8. Lee Know gitti ve Minho geldi.

1.3K 219 106
                                    

İyi okumalar dilerim, ne istediğimi biliyorsunuz <3
______________________

Yumruk yaptığı elini tereddüt içinde ahşap kapıya vurdu. Vücudunu saran heyecan dalgası neredeyse bacaklarındaki tüm gücün çekilmesine sebep olurken burada olmak dahi kalbini zıvanadan çıkartmaya yetiyordu. 

Hyunjin'le konuştukları o gece aklını yine toparlayamamış, yatağında dönüp dururken sadece Minho'yu düşünmüştü ya da Lee Know'u... Her ne kadar olanlar kendisine tuhaf gelse de bir şekilde Hyunjin'in haklı olabileceği ihtimali sonradan kendisine o kadar da imkansız gelmemişti. Minho tam olarak izledikleri dizideki adamın özelliklerini gösteriyordu.
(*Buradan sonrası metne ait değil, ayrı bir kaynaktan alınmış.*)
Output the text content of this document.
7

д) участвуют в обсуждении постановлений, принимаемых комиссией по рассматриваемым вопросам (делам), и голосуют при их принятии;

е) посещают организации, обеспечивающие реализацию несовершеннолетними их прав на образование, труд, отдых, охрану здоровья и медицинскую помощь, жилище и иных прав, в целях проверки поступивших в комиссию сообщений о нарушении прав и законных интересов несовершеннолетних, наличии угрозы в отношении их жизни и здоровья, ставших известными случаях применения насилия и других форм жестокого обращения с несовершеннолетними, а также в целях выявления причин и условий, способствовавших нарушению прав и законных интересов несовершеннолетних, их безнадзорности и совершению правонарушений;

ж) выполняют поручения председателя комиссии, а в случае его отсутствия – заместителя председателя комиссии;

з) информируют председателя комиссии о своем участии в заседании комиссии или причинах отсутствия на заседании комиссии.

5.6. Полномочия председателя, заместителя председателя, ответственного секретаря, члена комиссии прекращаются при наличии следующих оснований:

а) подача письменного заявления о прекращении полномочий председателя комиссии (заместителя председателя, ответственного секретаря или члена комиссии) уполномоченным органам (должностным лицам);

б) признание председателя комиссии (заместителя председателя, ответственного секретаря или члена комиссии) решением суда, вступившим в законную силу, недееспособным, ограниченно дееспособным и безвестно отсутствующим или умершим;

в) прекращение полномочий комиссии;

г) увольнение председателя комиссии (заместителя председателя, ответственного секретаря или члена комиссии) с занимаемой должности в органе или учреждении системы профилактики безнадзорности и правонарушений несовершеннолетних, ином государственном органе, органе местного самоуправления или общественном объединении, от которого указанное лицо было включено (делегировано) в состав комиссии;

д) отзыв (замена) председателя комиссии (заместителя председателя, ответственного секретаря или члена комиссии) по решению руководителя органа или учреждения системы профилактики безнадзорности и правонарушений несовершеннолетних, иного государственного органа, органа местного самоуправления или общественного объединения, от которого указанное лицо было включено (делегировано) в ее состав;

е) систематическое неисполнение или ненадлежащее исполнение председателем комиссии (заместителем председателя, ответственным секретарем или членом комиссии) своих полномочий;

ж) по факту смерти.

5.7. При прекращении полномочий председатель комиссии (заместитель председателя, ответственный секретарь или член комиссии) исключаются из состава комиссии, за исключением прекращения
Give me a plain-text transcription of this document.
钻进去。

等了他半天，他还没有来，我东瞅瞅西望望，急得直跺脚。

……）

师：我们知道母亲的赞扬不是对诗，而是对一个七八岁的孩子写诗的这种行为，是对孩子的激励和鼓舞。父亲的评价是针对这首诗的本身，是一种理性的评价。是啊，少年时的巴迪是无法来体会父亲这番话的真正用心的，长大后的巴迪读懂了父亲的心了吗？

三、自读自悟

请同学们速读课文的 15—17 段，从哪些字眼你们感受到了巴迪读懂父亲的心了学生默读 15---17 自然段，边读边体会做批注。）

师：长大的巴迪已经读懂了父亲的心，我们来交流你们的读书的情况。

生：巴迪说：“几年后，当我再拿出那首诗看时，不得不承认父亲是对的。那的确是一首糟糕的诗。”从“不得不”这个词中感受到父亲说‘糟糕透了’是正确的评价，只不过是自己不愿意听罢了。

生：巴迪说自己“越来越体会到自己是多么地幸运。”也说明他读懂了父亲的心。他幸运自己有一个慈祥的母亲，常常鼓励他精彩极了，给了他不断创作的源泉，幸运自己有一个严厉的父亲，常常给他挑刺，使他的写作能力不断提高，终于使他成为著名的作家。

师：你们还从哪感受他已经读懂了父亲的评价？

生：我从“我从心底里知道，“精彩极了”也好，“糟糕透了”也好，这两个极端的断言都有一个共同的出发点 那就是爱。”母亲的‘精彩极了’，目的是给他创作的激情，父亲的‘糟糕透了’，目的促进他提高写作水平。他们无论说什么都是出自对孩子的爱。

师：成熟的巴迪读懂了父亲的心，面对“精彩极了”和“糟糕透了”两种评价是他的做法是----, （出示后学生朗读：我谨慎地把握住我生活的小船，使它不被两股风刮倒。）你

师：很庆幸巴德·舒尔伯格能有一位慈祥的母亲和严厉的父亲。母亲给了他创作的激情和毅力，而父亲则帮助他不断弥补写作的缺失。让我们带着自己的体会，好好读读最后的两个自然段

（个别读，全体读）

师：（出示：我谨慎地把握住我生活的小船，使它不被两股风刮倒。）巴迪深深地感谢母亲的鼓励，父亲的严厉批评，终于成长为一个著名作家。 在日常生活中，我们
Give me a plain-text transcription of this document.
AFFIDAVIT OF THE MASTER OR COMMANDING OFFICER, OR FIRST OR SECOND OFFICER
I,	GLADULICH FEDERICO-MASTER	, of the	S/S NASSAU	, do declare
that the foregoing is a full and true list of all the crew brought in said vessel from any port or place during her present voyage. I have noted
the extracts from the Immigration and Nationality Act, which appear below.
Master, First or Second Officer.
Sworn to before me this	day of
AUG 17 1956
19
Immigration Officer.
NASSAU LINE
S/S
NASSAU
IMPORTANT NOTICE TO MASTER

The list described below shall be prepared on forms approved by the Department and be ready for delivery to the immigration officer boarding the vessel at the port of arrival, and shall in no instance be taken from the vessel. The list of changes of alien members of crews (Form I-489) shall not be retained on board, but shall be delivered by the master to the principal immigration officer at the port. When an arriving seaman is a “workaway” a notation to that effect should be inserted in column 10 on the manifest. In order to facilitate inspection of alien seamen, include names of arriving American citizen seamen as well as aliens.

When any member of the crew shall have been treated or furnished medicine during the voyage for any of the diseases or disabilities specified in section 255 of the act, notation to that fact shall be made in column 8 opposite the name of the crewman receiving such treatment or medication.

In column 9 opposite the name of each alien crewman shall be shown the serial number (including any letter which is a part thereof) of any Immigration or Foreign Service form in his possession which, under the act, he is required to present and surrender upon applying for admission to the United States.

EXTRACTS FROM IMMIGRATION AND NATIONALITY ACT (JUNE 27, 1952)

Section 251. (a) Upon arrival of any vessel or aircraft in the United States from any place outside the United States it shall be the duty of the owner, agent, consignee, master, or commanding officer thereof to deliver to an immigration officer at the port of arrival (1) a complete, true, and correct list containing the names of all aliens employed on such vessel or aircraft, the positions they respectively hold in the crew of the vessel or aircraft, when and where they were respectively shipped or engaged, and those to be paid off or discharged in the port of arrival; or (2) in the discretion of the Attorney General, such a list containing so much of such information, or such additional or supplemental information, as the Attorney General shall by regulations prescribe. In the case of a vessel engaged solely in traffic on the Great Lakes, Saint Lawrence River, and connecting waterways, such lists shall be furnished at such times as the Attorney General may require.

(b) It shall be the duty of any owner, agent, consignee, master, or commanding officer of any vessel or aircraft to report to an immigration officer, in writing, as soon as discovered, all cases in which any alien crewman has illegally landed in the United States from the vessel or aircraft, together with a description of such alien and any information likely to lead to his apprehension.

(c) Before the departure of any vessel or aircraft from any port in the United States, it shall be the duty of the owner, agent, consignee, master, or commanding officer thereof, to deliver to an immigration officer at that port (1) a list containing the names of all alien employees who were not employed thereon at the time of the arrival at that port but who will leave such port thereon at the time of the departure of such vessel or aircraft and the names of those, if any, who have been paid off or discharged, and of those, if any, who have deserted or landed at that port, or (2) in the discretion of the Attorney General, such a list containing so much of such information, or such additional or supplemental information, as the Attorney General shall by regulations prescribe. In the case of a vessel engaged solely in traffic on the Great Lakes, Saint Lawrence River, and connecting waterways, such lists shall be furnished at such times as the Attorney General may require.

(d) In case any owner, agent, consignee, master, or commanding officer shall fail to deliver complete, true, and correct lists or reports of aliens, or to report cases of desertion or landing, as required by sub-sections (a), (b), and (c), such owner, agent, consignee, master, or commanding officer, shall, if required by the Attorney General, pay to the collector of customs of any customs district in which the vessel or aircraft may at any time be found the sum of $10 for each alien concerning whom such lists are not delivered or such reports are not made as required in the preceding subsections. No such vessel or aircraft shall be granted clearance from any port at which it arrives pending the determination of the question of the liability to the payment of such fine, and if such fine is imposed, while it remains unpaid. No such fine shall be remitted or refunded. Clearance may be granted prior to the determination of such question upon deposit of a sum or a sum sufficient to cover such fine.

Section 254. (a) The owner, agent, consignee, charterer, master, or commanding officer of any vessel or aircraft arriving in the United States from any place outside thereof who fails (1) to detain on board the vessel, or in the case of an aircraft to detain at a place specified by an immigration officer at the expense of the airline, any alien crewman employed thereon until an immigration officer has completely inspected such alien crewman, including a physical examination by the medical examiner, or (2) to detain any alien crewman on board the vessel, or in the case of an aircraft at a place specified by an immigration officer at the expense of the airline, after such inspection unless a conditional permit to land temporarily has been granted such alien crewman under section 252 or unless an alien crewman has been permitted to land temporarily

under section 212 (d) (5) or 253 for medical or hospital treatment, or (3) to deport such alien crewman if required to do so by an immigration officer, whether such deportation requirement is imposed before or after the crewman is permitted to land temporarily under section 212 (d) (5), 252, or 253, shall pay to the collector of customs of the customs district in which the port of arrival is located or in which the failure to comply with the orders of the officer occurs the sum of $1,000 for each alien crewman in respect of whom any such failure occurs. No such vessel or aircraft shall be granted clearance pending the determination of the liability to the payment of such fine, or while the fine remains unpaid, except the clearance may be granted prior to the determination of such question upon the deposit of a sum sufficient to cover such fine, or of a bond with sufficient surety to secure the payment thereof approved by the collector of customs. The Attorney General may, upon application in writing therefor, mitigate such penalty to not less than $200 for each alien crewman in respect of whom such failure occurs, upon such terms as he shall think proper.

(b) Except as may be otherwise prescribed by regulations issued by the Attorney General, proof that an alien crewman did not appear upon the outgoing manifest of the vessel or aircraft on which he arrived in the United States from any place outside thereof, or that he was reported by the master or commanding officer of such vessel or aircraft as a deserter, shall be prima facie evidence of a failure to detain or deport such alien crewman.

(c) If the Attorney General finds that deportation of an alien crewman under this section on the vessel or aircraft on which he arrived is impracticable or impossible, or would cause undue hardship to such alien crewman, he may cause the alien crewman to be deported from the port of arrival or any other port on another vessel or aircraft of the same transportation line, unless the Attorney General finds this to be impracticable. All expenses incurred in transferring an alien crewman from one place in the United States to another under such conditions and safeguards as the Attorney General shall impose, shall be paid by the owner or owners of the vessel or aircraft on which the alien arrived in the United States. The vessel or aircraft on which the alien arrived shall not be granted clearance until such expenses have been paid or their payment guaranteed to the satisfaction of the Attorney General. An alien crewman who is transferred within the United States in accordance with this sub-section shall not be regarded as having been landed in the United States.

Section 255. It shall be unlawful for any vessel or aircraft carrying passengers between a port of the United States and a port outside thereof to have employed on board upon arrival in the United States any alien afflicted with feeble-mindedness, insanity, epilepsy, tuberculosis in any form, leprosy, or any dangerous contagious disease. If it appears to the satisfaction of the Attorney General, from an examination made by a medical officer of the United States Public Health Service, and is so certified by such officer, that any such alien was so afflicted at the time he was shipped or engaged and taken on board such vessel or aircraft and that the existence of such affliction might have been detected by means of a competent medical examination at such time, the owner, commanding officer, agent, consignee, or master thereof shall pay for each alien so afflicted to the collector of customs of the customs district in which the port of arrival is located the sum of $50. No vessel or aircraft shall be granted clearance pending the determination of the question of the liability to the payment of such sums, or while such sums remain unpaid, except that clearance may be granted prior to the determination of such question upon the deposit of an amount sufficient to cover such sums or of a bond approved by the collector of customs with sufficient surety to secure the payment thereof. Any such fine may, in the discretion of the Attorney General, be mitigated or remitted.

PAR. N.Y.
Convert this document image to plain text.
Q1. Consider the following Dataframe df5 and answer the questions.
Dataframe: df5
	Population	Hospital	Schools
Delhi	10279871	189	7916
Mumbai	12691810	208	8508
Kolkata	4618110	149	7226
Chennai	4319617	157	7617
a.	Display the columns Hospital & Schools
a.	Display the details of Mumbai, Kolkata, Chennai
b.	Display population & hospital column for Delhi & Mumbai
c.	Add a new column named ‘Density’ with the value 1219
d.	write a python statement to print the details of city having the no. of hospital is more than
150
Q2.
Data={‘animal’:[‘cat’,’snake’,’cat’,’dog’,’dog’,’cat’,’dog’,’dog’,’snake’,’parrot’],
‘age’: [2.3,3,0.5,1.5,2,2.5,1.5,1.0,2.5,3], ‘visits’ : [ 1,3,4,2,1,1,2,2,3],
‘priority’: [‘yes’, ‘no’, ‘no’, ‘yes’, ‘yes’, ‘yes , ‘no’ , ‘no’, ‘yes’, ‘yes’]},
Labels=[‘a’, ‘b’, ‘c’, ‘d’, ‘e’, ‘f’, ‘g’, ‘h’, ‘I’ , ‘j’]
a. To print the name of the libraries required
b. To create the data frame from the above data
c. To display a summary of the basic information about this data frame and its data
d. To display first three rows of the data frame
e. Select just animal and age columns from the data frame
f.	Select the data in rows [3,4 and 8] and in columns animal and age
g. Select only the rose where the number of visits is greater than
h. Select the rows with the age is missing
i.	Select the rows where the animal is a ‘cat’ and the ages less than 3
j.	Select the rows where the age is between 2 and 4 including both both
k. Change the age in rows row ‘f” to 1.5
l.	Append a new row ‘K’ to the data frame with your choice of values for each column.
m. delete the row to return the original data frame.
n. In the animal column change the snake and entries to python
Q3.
Belli belirtiler onda da bariz bir şekilde vardı. Hatta daha fazla bilgi almak adına telefonundan yaptığı küçük çaplı bir araştırma gittikçe inancını yitirmesine sebep olmuştu. Saçmalık diye bahsettiği şey hiç de saçmalık gibi durmuyordu.

Daha sonrasında durdu ve düşündü. Kendi kendine "Bana ne bunlardan?" diye sordu. Niye onu düşünmek zorunda hissettiğini anlamaya çalıştı ama mantıklı hiçbir sebep bulamadı... Sadece içinde yanıp tutuşan bir arzu ve merak duygusu zaman geçtikçe sönmek yerine daha da alevleniyor, kendini onunla görüşmeye mecbur hissediyordu.

Dudaklarını ısırdı. Parmakları yavaşça telefonun ekranında gezip kaydettiği numarayı buldu... Lee Know arabayı sürerken arka koltukta kalan telefonuyla köşeye gömülüp kendini aramış sonra da arama kaydını silmişti. Aslında başta telefonda bir şifre olabileceği konusunda çok ümitsiz olsa da şans bu sefer ondan yana olmuştu.

Kapıyı alacaklı gibi çalmaya devam ederken düşüncelere daldığını açılan kapıyla fark etti. Yerinde küçük bir irkilmeyle yutkunurken karşısına geçen adam beklediği kişi değildi. O Lee Know'u bekliyordu. Kapıya açansa onun beklediğinin aksine o gece arabayı süren adamdan başkası değildi.

Sarı saçları bu sefer hafif kıvırcık bir şekilde alnına dökülür vaziyette duruyor, gözlerindeki yoğun uyku duygusu belli oluyordu. Üzerindeki sıradan kahverengi bol bir tişört ve gri bir eşofmanla bile son derece yakışıklı görünüyordu. Üstelik bol tişörtüne rağmen vücudunun kaslı yapısı fazlasıyla belli oluyordu.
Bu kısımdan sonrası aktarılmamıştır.